Oh, and read it with your children, if possible.
Our graduating class of 2019!
I'm reading a green reading book and then I answer questions and color the pictures.
"I'm doing my green reading and spelling out all the words."
"I'm trying to make that red thing spin by connecting it into a circle and then make the power go to the fan so it can fly!"
"I'm counting the bank and doing multiplication. Sometimes I can multiply without the bank material!"

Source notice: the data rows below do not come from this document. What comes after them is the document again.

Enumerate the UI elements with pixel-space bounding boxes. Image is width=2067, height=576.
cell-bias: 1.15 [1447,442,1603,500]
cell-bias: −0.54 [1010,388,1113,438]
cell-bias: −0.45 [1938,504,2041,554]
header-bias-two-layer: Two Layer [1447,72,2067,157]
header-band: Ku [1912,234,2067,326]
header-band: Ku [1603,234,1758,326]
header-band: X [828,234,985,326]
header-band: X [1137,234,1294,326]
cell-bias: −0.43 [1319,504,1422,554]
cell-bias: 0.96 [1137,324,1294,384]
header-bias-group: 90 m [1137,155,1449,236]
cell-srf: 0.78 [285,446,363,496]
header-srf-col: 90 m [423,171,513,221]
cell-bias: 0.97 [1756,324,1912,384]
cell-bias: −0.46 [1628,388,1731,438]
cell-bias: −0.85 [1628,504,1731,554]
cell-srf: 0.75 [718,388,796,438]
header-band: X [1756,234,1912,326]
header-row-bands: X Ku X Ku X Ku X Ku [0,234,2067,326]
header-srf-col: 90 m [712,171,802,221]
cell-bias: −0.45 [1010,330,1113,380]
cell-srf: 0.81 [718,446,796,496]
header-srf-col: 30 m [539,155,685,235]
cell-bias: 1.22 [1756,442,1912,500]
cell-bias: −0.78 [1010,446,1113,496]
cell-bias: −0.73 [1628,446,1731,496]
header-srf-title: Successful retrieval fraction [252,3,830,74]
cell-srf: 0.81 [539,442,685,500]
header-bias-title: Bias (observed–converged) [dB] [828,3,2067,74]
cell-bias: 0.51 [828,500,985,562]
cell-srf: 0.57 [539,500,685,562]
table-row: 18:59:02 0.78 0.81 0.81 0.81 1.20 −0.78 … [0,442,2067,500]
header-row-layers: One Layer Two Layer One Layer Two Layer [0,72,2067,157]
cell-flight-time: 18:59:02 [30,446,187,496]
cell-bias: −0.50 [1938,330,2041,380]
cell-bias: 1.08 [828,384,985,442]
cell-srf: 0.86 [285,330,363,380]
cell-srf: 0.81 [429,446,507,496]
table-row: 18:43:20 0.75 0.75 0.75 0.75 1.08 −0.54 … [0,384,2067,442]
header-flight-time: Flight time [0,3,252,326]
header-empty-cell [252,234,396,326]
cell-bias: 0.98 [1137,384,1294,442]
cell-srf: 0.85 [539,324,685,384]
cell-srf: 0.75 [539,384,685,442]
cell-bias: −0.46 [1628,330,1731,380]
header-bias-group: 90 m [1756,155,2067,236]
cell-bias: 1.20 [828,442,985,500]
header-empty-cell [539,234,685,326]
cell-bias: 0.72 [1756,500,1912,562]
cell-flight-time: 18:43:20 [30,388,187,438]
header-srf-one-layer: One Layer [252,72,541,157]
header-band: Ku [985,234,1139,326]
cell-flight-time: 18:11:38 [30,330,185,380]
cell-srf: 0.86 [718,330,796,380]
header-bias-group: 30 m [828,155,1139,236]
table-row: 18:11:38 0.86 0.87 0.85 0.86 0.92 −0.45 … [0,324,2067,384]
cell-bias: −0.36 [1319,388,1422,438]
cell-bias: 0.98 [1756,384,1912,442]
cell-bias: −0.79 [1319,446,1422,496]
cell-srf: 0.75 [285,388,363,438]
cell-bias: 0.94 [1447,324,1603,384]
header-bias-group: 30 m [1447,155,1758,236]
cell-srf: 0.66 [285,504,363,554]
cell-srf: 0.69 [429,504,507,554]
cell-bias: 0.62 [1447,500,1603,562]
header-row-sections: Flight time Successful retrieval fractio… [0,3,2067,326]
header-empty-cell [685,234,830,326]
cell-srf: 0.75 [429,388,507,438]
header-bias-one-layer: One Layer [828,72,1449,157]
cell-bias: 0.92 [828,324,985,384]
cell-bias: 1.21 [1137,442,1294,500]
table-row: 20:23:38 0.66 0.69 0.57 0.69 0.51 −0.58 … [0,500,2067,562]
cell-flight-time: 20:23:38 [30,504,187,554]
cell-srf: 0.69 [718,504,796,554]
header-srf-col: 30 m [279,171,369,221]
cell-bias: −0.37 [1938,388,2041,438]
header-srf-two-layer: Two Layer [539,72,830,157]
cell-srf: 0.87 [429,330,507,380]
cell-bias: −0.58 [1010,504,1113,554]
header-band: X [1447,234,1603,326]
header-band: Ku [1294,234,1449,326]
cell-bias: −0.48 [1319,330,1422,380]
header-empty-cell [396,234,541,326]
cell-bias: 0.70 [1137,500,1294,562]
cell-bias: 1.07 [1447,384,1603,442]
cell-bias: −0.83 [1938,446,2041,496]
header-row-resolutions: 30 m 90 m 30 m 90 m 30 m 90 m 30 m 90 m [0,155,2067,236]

As the end of another school year rapidly approaches, one of our most valuable and cherished traditions last month was the conclusion of the study of the Timeline of Early Humans- the Neolithic Village. Following on the heels of our performance of Dar and his semi-nomadic tribe in the Mesolithic Age, the older students selected trades necessary to the survival of the first farming villages. Before the rise of class systems and social inequity, it was essential to insure that every tradesperson could meet their primary needs through a fair barter system or the village would suffer the loss of a necessary product. One of the biggest challenges lies in assigning value to products that range from daily consumption (milk) to long term use (a farmer’s plow). And how does one equate the value of a service (shearing sheep) to a finished product (a wool blanket). The older students built a mock farming village in the back field, assembled a mock family of dependents from their younger classmates, and made cards representing the product or service in which they specialized. The ensuing “Barter Game” is always a blast and very challenging to meet the primary needs of your “family” while making sure that your fellow villagers get what they need too.